Au cours d’une conférence de presse, il a donné le ton. « Il faut souligner que toutes les compétitions sont suspendues. À la RFEF, on ne veut pas faire de cabale sur les dates. Quand tout redeviendra normal, il faudra donner la possibilité aux protagonistes de s’affronter dans les meilleures conditions. L’hôtel de la sélection est à la disposition des autorités, comme hôpital ou pour le repos du personnel médical. Pour ce qu’ils veulent.
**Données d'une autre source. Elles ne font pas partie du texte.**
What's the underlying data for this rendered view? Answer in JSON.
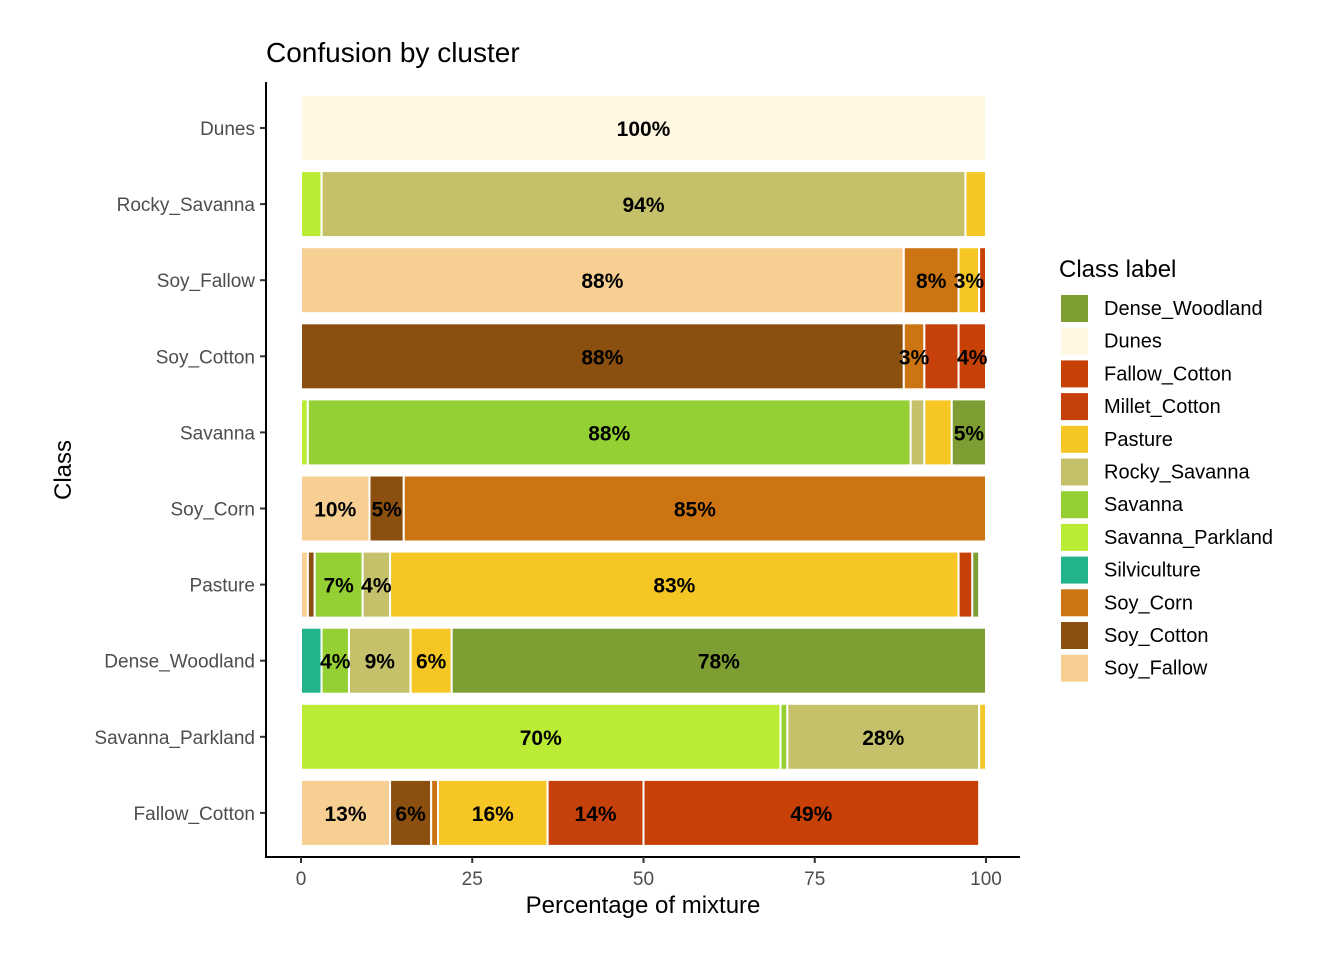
{
  "chart_data": {
    "type": "bar",
    "orientation": "horizontal",
    "stacked": true,
    "title": "Confusion by cluster",
    "xlabel": "Percentage of mixture",
    "ylabel": "Class",
    "xlim": [
      0,
      100
    ],
    "xticks": [
      "0",
      "25",
      "50",
      "75",
      "100"
    ],
    "grid": false,
    "legend": {
      "title": "Class label",
      "placement": "right"
    },
    "categories": [
      "Dunes",
      "Rocky_Savanna",
      "Soy_Fallow",
      "Soy_Cotton",
      "Savanna",
      "Soy_Corn",
      "Pasture",
      "Dense_Woodland",
      "Savanna_Parkland",
      "Fallow_Cotton"
    ],
    "classes": [
      {
        "name": "Dense_Woodland",
        "color": "#7d9e33"
      },
      {
        "name": "Dunes",
        "color": "#fff7e1"
      },
      {
        "name": "Fallow_Cotton",
        "color": "#c74006"
      },
      {
        "name": "Millet_Cotton",
        "color": "#c5400a"
      },
      {
        "name": "Pasture",
        "color": "#f6c724"
      },
      {
        "name": "Rocky_Savanna",
        "color": "#c5c16a"
      },
      {
        "name": "Savanna",
        "color": "#94d034"
      },
      {
        "name": "Savanna_Parkland",
        "color": "#bbec35"
      },
      {
        "name": "Silviculture",
        "color": "#21b48c"
      },
      {
        "name": "Soy_Corn",
        "color": "#cc7411"
      },
      {
        "name": "Soy_Cotton",
        "color": "#8b4f0f"
      },
      {
        "name": "Soy_Fallow",
        "color": "#f7cf93"
      }
    ],
    "bars": [
      {
        "category": "Dunes",
        "segments": [
          {
            "class": "Dunes",
            "value": 100,
            "label": "100%"
          }
        ]
      },
      {
        "category": "Rocky_Savanna",
        "segments": [
          {
            "class": "Savanna_Parkland",
            "value": 3
          },
          {
            "class": "Rocky_Savanna",
            "value": 94,
            "label": "94%"
          },
          {
            "class": "Pasture",
            "value": 3
          }
        ]
      },
      {
        "category": "Soy_Fallow",
        "segments": [
          {
            "class": "Soy_Fallow",
            "value": 88,
            "label": "88%"
          },
          {
            "class": "Soy_Corn",
            "value": 8,
            "label": "8%"
          },
          {
            "class": "Pasture",
            "value": 3,
            "label": "3%"
          },
          {
            "class": "Fallow_Cotton",
            "value": 1
          }
        ]
      },
      {
        "category": "Soy_Cotton",
        "segments": [
          {
            "class": "Soy_Cotton",
            "value": 88,
            "label": "88%"
          },
          {
            "class": "Soy_Corn",
            "value": 3,
            "label": "3%"
          },
          {
            "class": "Millet_Cotton",
            "value": 5
          },
          {
            "class": "Fallow_Cotton",
            "value": 4,
            "label": "4%"
          }
        ]
      },
      {
        "category": "Savanna",
        "segments": [
          {
            "class": "Savanna_Parkland",
            "value": 1
          },
          {
            "class": "Savanna",
            "value": 88,
            "label": "88%"
          },
          {
            "class": "Rocky_Savanna",
            "value": 2
          },
          {
            "class": "Pasture",
            "value": 4
          },
          {
            "class": "Dense_Woodland",
            "value": 5,
            "label": "5%"
          }
        ]
      },
      {
        "category": "Soy_Corn",
        "segments": [
          {
            "class": "Soy_Fallow",
            "value": 10,
            "label": "10%"
          },
          {
            "class": "Soy_Cotton",
            "value": 5,
            "label": "5%"
          },
          {
            "class": "Soy_Corn",
            "value": 85,
            "label": "85%"
          }
        ]
      },
      {
        "category": "Pasture",
        "segments": [
          {
            "class": "Soy_Fallow",
            "value": 1
          },
          {
            "class": "Soy_Cotton",
            "value": 1
          },
          {
            "class": "Savanna",
            "value": 7,
            "label": "7%"
          },
          {
            "class": "Rocky_Savanna",
            "value": 4,
            "label": "4%"
          },
          {
            "class": "Pasture",
            "value": 83,
            "label": "83%"
          },
          {
            "class": "Fallow_Cotton",
            "value": 2
          },
          {
            "class": "Dense_Woodland",
            "value": 1
          }
        ]
      },
      {
        "category": "Dense_Woodland",
        "segments": [
          {
            "class": "Silviculture",
            "value": 3
          },
          {
            "class": "Savanna",
            "value": 4,
            "label": "4%"
          },
          {
            "class": "Rocky_Savanna",
            "value": 9,
            "label": "9%"
          },
          {
            "class": "Pasture",
            "value": 6,
            "label": "6%"
          },
          {
            "class": "Dense_Woodland",
            "value": 78,
            "label": "78%"
          }
        ]
      },
      {
        "category": "Savanna_Parkland",
        "segments": [
          {
            "class": "Savanna_Parkland",
            "value": 70,
            "label": "70%"
          },
          {
            "class": "Savanna",
            "value": 1
          },
          {
            "class": "Rocky_Savanna",
            "value": 28,
            "label": "28%"
          },
          {
            "class": "Pasture",
            "value": 1
          }
        ]
      },
      {
        "category": "Fallow_Cotton",
        "segments": [
          {
            "class": "Soy_Fallow",
            "value": 13,
            "label": "13%"
          },
          {
            "class": "Soy_Cotton",
            "value": 6,
            "label": "6%"
          },
          {
            "class": "Soy_Corn",
            "value": 1
          },
          {
            "class": "Pasture",
            "value": 16,
            "label": "16%"
          },
          {
            "class": "Millet_Cotton",
            "value": 14,
            "label": "14%"
          },
          {
            "class": "Fallow_Cotton",
            "value": 49,
            "label": "49%"
          }
        ]
      }
    ]
  }
}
Nous mettons également nos kinésithérapeutes et psychologues à votre disposition pour vous assister », a-t-il d’abord rappelé, avant d’écarter l’hypothèse de matches toutes les 48 heures.

« Jouer au-delà du 30 juin est un scénario que nous envisageons. Que les contrats soient prolongés ou non, tous les clubs seront sur un pied d’égalité. (…) Nous avons entendu parler de jouer toutes les 48 heures en continu et nous ne considérons pas cela comme viable, honnêtement. Nous devons donner des outils pour jouer les matchs perdus le moment venu, mais la santé passe avant tout », a-t-il assuré. Puis il a rappelé qu’aucune date de reprise ne pouvait être établie. « Non. La date doit être celle de reprise du pays. Le football est désormais au cinquième plan. La santé doit être garantie en premier ». Rubiales reste pourtant convaincu que les compétitions doivent se terminer, peu importe quand elles reprendront. Les débats sur les conditions d’une reprise et l’établissement d’un calendrier vont donc continuer de l’autre côté des Pyrénées.